The court fully recovered from Defendant the Owners’ costs for port dues paid during the period of the vessel’s detention.
As to the crew wages, the court dismissed such claim on the basis that the Owners have not provided the evidence of the fact that the crew was in labor relations with the Owners and failed to prove the need for the involvement of all crew members during the period of detention.
The court also rejected the Plaintiff’s claim for reimbursement of the costs for food and fuel supplies since, according to the court, Plaintiff has not proved that such costs were made by the Owners and connected exactly with the said vessel.
Also, the Owners demanded for the loss of profit expressed in the fact that the detention of the vessel led to the breach of the sale agreement and, as a consequence, the Owners sold the vessel at a lower price. The court fully allowed that claim and collected from the Yalta port the difference between the original and actual sale price of the vessel.
The above case shows us that the Owners as a plaintiff shall take a scrupulous approach to the question of proving their losses – i.e. collect and document their losses from the very moment of arrest or detention of the vessel. The Owners should engage qualified lawyers at the early stages of the incident as it may influence the success of the entire case.

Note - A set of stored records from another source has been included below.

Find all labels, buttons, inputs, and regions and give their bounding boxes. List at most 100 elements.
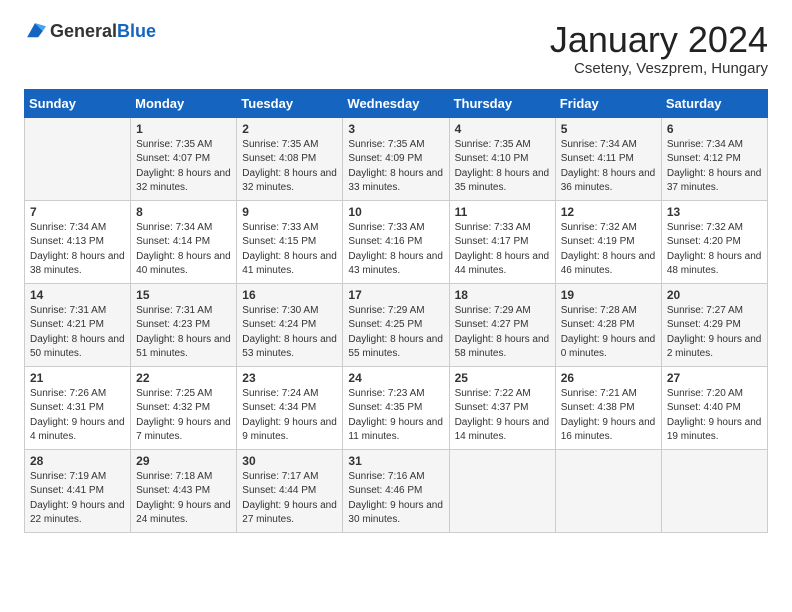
col-header-saturday: Saturday bbox=[661, 89, 767, 117]
day-info: Sunrise: 7:35 AMSunset: 4:08 PMDaylight:… bbox=[242, 138, 337, 196]
calendar-cell: 5 Sunrise: 7:34 AMSunset: 4:11 PMDaylight… bbox=[555, 117, 661, 200]
calendar-title: January 2024 bbox=[550, 20, 768, 60]
title-block: January 2024 Cseteny, Veszprem, Hungary bbox=[550, 20, 768, 77]
col-header-wednesday: Wednesday bbox=[343, 89, 449, 117]
day-info: Sunrise: 7:19 AMSunset: 4:41 PMDaylight:… bbox=[30, 470, 125, 528]
calendar-cell bbox=[25, 117, 131, 200]
calendar-cell: 20 Sunrise: 7:27 AMSunset: 4:29 PMDayligh… bbox=[661, 283, 767, 366]
day-info: Sunrise: 7:30 AMSunset: 4:24 PMDaylight:… bbox=[242, 304, 337, 362]
calendar-cell: 4Sunrise: 7:35 AMSunset: 4:10 PMDaylight… bbox=[449, 117, 555, 200]
calendar-cell: 29 Sunrise: 7:18 AMSunset: 4:43 PMDayligh… bbox=[131, 449, 237, 532]
day-number: 19 bbox=[561, 288, 656, 302]
calendar-cell: 14Sunrise: 7:31 AMSunset: 4:21 PMDayligh… bbox=[25, 283, 131, 366]
day-info: Sunrise: 7:35 AMSunset: 4:09 PMDaylight:… bbox=[348, 138, 443, 196]
calendar-cell: 28 Sunrise: 7:19 AMSunset: 4:41 PMDayligh… bbox=[25, 449, 131, 532]
day-number: 25 bbox=[455, 371, 550, 385]
day-number: 11 bbox=[455, 205, 550, 219]
day-info: Sunrise: 7:34 AMSunset: 4:13 PMDaylight:… bbox=[30, 221, 125, 279]
day-number: 24 bbox=[348, 371, 443, 385]
day-info: Sunrise: 7:24 AMSunset: 4:34 PMDaylight:… bbox=[242, 387, 337, 445]
calendar-cell: 11 Sunrise: 7:33 AMSunset: 4:17 PMDayligh… bbox=[449, 200, 555, 283]
calendar-cell: 19Sunrise: 7:28 AMSunset: 4:28 PMDayligh… bbox=[555, 283, 661, 366]
calendar-cell bbox=[449, 449, 555, 532]
col-header-sunday: Sunday bbox=[25, 89, 131, 117]
day-info: Sunrise: 7:26 AMSunset: 4:31 PMDaylight:… bbox=[30, 387, 125, 445]
calendar-cell: 30 Sunrise: 7:17 AMSunset: 4:44 PMDayligh… bbox=[237, 449, 343, 532]
day-number: 1 bbox=[136, 122, 231, 136]
calendar-cell: 23 Sunrise: 7:24 AMSunset: 4:34 PMDayligh… bbox=[237, 366, 343, 449]
day-info: Sunrise: 7:32 AMSunset: 4:20 PMDaylight:… bbox=[667, 221, 762, 279]
day-number: 17 bbox=[348, 288, 443, 302]
day-number: 5 bbox=[561, 122, 656, 136]
calendar-cell: 10 Sunrise: 7:33 AMSunset: 4:16 PMDayligh… bbox=[343, 200, 449, 283]
calendar-cell: 15Sunrise: 7:31 AMSunset: 4:23 PMDayligh… bbox=[131, 283, 237, 366]
logo-general: General bbox=[50, 21, 117, 41]
calendar-cell: 24Sunrise: 7:23 AMSunset: 4:35 PMDayligh… bbox=[343, 366, 449, 449]
calendar-cell: 17Sunrise: 7:29 AMSunset: 4:25 PMDayligh… bbox=[343, 283, 449, 366]
week-row-4: 21 Sunrise: 7:26 AMSunset: 4:31 PMDayligh… bbox=[25, 366, 768, 449]
day-info: Sunrise: 7:27 AMSunset: 4:29 PMDaylight:… bbox=[667, 304, 762, 362]
calendar-cell: 26Sunrise: 7:21 AMSunset: 4:38 PMDayligh… bbox=[555, 366, 661, 449]
calendar-cell: 18 Sunrise: 7:29 AMSunset: 4:27 PMDayligh… bbox=[449, 283, 555, 366]
calendar-cell: 2 Sunrise: 7:35 AMSunset: 4:08 PMDaylight… bbox=[237, 117, 343, 200]
day-info: Sunrise: 7:25 AMSunset: 4:32 PMDaylight:… bbox=[136, 387, 231, 445]
week-row-5: 28 Sunrise: 7:19 AMSunset: 4:41 PMDayligh… bbox=[25, 449, 768, 532]
day-info: Sunrise: 7:29 AMSunset: 4:27 PMDaylight:… bbox=[455, 304, 550, 362]
day-info: Sunrise: 7:34 AMSunset: 4:12 PMDaylight:… bbox=[667, 138, 762, 196]
calendar-cell: 16 Sunrise: 7:30 AMSunset: 4:24 PMDayligh… bbox=[237, 283, 343, 366]
week-row-1: 1Sunrise: 7:35 AMSunset: 4:07 PMDaylight… bbox=[25, 117, 768, 200]
week-row-2: 7 Sunrise: 7:34 AMSunset: 4:13 PMDaylight… bbox=[25, 200, 768, 283]
col-header-friday: Friday bbox=[555, 89, 661, 117]
header-row: SundayMondayTuesdayWednesdayThursdayFrid… bbox=[25, 89, 768, 117]
day-info: Sunrise: 7:34 AMSunset: 4:11 PMDaylight:… bbox=[561, 138, 656, 196]
day-info: Sunrise: 7:33 AMSunset: 4:17 PMDaylight:… bbox=[455, 221, 550, 279]
day-number: 7 bbox=[30, 205, 125, 219]
day-number: 28 bbox=[30, 454, 125, 468]
calendar-cell: 22 Sunrise: 7:25 AMSunset: 4:32 PMDayligh… bbox=[131, 366, 237, 449]
calendar-cell: 31Sunrise: 7:16 AMSunset: 4:46 PMDayligh… bbox=[343, 449, 449, 532]
day-number: 30 bbox=[242, 454, 337, 468]
day-info: Sunrise: 7:35 AMSunset: 4:10 PMDaylight:… bbox=[455, 138, 550, 196]
logo: GeneralBlue bbox=[24, 20, 156, 42]
logo-icon bbox=[24, 20, 46, 42]
day-number: 29 bbox=[136, 454, 231, 468]
calendar-subtitle: Cseteny, Veszprem, Hungary bbox=[550, 60, 768, 77]
day-info: Sunrise: 7:33 AMSunset: 4:16 PMDaylight:… bbox=[348, 221, 443, 279]
day-number: 22 bbox=[136, 371, 231, 385]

An essential attribute for holding the defendant liable for losses is the presence of cause-and-effect relation between losses and actions / inaction of the defendant which the plaintiff must prove. If the court finds the absence of such connection, the claim will be denied. The following scenario may serve as an example. A vessel called the Ukrainian port for loading. During the loading operations the Harbor Master, on request of a person having a maritime claim related with the carriage of cargo, issued a resolution for detention of the ship (as it turned out later, the detention was wrongful). By virtue of the provisions of Article 81 of the MSC of Ukraine the Harbor Master may detain the vessel until the court renders a decision on the ship arrest, but no more than 3 days. Given that the mentioned person failed to present a court ruling on the ship arrest, the Harbor Master in 3 days cancelled the detention, but at that moment the vessel had not yet completed the loading operations. Though the detention was wrongful, it did not affect the length of the vessel’s staying in port and, therefore, the Owners had no grounds for claiming any losses in this regard. In other words, there is no cause-and-effect relation between the Owners’ losses (expenses) and actions of the above mentioned person.
It should be noted that in such category of the claims not only the Owners but Insurer, who have compensated the Owners’ losses caused by a wrongful arrest / detention of the vessel, may act as a plaintiff.
In summary of the above it shall be stated that the Ukrainian courts are rarely faced with claims for compensation of losses suffered by the Owners in connection with a wrongful arrest or detention of the vessel. However, it does not mean that the Owners should refrain from bringing such claims. Although Ukrainian law has certain gaps in this subject, it still provides the opportunity to compensate losses incurred by the Owners.